Last July, in Drumconnor bog, a few miles from Creevelea, County Leitrim, as a farmer was working at turf, he came across about 14 lb. weight of bog-butter. It was discovered at a depth of 5 feet 4 inches from the surface. It was enclosed in an oaken vessel, shaped like a butter “butt,” and curiously carved. Unfortunately the staves were all broken up before anyone who set any value on the find heard of it. About half of the butter and some shreds of the staves are in the possession of Mr. George Gale, Dromahair.

Seven years ago a boat, or canoe, dug out of a single tree, was come across a few feet above the last-mentioned find in the same bog. It was broken up for firewood, nobody thinking it worth preserving! There were found, too, “an instrument like a chisel,” as the discoverer described it, and a “long, rusty, brass knife.” They were brought home with the turf, and lay about the house of the farmer, Mr. Kelly, who had dug them up, for about five years, until both were given to a travelling tinsmith for a new tin-can.

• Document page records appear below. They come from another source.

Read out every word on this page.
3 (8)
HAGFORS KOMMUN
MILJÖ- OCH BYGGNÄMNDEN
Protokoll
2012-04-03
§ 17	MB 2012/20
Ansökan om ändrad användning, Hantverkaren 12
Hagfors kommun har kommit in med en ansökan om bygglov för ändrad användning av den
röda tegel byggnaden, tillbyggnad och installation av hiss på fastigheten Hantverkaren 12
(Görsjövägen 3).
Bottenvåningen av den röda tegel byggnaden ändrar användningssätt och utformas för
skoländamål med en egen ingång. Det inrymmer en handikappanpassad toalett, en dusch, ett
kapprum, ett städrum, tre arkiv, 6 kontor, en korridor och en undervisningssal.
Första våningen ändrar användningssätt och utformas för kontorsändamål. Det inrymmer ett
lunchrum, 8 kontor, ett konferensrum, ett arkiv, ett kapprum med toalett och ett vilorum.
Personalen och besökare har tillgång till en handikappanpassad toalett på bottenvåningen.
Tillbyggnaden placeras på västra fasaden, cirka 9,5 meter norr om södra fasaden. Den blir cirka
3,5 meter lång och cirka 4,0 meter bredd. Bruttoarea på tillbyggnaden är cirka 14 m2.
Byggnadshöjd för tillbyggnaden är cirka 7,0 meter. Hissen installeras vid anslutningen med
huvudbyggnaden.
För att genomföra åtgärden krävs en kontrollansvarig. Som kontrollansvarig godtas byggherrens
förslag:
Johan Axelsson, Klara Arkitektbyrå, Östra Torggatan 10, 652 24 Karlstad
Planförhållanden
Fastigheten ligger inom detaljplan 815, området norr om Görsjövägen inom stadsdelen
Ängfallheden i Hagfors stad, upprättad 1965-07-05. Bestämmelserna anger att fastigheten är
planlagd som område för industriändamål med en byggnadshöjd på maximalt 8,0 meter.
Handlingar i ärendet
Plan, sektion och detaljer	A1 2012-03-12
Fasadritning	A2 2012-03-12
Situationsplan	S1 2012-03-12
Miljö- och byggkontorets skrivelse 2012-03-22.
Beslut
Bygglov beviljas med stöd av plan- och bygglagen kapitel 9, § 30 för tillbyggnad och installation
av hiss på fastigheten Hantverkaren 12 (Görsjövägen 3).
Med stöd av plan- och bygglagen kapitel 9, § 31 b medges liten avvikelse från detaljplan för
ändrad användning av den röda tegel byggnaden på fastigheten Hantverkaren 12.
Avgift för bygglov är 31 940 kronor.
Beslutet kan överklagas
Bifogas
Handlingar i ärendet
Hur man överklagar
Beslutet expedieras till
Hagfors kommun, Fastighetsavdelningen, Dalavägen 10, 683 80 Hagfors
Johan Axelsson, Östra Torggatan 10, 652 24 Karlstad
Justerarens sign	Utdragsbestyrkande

The writer showed Mr. Kelly the drawings in Wakeman’s “Handbook,” at p. 290, and he at once declared it was exactly like the picture on the left (a decorated flat celt). The “long, brass knife” resembled very closely, he stated, No. 5 of the Bronze Swords sketched on p. 281, but was thinner in make. Not very unlikely it was a specimen of one of the short-pointed swords of bronze which were used mainly in thrusting by the races which inhabited Ireland before the Christian era. Mr. Kelly would not credit it that there are men, reputed wise, that would give him as much as a half-sovereign for an old, blunt, brass knife of that kind, if he found another.

The incident shows what is likely happening every year to finds of possibly inestimable antiquarian interest, more particularly in districts where no one is known to care about such “rusted old irons.” Unless the find is seen to have the sheen of silver or gold, it is reckoned worthless, and, as likely as not, pitched again into the nearest bog-hole.